Document Type: Policy Brief
Department of Medical Microbiology/Parasitology, Faculty of Clinical Medicine Ebonyi State University, Abakaliki, Nigeria; and Health Policy and Systems Research Project (Knowledge Translation Platform), Ebonyi State University, Abakaliki, Nigeri
National Agency for the Control of AIDS, Abuja, Nigeria
Department of Banking and Finance, Ebonyi State University, Abakaliki, Nigeria
Department of Social Mobilization and Disease Control, National Obstetrics Fistula Centre, Abakaliki, Nigeria
Department of Paediatrics, Ebonyi State University, Abakaliki, Nigeria
In Nigeria, the government is implementing the Free Maternal and Child Health Care Programme (FMCHCP).

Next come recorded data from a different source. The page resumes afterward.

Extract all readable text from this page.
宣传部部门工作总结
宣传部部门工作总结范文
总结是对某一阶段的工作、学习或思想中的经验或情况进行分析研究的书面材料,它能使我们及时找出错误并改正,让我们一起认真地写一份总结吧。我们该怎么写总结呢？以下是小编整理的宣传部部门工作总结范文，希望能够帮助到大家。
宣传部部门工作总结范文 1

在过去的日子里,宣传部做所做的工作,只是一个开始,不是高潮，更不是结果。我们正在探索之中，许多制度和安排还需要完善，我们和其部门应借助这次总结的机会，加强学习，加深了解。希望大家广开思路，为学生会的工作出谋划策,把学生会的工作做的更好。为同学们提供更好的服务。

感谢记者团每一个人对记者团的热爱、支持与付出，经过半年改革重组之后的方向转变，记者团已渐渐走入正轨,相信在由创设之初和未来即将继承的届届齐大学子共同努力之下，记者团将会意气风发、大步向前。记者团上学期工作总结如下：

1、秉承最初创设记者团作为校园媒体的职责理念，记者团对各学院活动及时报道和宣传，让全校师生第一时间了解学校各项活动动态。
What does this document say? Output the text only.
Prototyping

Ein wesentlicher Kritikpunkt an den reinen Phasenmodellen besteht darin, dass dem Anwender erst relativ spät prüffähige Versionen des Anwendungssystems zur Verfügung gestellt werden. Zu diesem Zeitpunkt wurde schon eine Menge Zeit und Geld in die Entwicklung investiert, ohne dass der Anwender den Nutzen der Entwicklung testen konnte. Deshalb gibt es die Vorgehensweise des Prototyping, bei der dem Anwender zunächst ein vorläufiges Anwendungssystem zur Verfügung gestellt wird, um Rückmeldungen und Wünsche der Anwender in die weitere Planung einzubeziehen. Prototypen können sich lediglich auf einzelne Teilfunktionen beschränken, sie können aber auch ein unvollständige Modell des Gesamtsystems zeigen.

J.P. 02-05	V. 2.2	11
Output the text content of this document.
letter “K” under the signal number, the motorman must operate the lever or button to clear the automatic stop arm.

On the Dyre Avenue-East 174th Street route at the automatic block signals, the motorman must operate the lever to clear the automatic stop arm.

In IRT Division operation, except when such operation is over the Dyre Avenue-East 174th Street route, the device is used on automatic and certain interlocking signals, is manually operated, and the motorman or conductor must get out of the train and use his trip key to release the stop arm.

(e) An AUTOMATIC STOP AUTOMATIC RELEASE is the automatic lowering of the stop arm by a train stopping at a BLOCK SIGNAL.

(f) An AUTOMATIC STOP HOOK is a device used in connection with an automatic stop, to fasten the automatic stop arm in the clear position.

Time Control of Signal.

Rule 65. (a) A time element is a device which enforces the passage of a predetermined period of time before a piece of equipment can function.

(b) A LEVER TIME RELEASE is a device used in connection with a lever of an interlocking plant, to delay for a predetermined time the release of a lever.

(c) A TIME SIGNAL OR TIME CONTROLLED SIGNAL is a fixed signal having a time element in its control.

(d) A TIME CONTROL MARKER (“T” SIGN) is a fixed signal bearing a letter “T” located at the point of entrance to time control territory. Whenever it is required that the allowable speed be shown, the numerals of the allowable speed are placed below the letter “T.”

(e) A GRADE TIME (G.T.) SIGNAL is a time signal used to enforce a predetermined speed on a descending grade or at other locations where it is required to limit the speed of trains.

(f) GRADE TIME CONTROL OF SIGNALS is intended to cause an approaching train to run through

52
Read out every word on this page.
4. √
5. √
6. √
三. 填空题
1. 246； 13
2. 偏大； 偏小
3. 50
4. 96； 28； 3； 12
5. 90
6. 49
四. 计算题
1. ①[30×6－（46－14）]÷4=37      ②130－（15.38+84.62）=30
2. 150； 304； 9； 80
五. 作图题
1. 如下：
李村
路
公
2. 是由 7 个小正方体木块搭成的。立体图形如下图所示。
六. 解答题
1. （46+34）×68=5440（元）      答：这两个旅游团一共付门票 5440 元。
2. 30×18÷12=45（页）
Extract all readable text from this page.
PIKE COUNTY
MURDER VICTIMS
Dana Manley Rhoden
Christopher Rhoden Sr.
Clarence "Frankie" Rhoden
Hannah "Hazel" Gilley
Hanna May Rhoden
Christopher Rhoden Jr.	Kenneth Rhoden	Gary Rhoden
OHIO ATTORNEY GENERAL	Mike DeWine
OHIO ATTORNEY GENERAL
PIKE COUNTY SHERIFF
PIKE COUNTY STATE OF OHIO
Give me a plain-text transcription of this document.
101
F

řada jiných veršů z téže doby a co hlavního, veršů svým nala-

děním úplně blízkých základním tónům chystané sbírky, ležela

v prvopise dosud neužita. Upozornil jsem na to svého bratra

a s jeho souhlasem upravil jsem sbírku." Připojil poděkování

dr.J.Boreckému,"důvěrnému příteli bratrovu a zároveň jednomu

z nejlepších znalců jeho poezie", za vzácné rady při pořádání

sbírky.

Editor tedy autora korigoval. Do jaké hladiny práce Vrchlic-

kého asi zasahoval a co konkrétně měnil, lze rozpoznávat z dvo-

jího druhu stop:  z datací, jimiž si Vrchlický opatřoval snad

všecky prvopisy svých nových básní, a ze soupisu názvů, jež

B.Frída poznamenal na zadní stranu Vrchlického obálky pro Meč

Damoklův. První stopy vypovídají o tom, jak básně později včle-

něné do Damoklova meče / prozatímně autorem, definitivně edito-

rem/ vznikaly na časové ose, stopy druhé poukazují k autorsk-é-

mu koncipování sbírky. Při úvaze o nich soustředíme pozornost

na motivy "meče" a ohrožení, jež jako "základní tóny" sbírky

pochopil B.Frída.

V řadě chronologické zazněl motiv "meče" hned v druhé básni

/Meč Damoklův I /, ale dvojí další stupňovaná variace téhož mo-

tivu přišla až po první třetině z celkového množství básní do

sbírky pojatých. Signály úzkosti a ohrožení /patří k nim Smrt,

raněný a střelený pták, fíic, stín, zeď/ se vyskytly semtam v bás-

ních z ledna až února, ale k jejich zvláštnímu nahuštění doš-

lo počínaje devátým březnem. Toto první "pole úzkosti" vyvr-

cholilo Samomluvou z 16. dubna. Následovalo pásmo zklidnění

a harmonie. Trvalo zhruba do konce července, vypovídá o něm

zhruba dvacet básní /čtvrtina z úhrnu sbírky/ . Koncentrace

The policy is premised on the notion that financial barriers are one of the most important constraints to equitable access and use of skilled maternal and child healthcare. In Ebonyi State, Southeastern Nigeria the FMCHCP is experiencing implementation challenges including: inadequate human resource for health, inadequate funding, out of stock syndrome, inadequate infrastructure, and poor staff remuneration. Furthermore, there is less emphasis on community involvement in the programme implementation. In this policy brief, we recommend policy options that emphasize the implementation of community-based participatory interventions to strengthen the government’s FMCHCP as follows: Option 1: Training community women on prenatal care, life-saving skills in case of emergency, reproductive health, care of the newborn and family planning. Option 2: Sensitizing the community women towards behavioural change, to understand what quality services that respond to their needs are but also to seek and demand for such. Option 3: Implementation packages that provide technical skills to women of childbearing age as well as mothers’ groups, and traditional birth attendants for better home-based maternal and child healthcare. The effectiveness of this approach has been demonstrated in a number of community-based participatory interventions, building on the idea that if community members take part in decision-making and bring local knowledge, experiences and problems to the fore, they are more likely to own and sustain solutions to improve their communities’ health.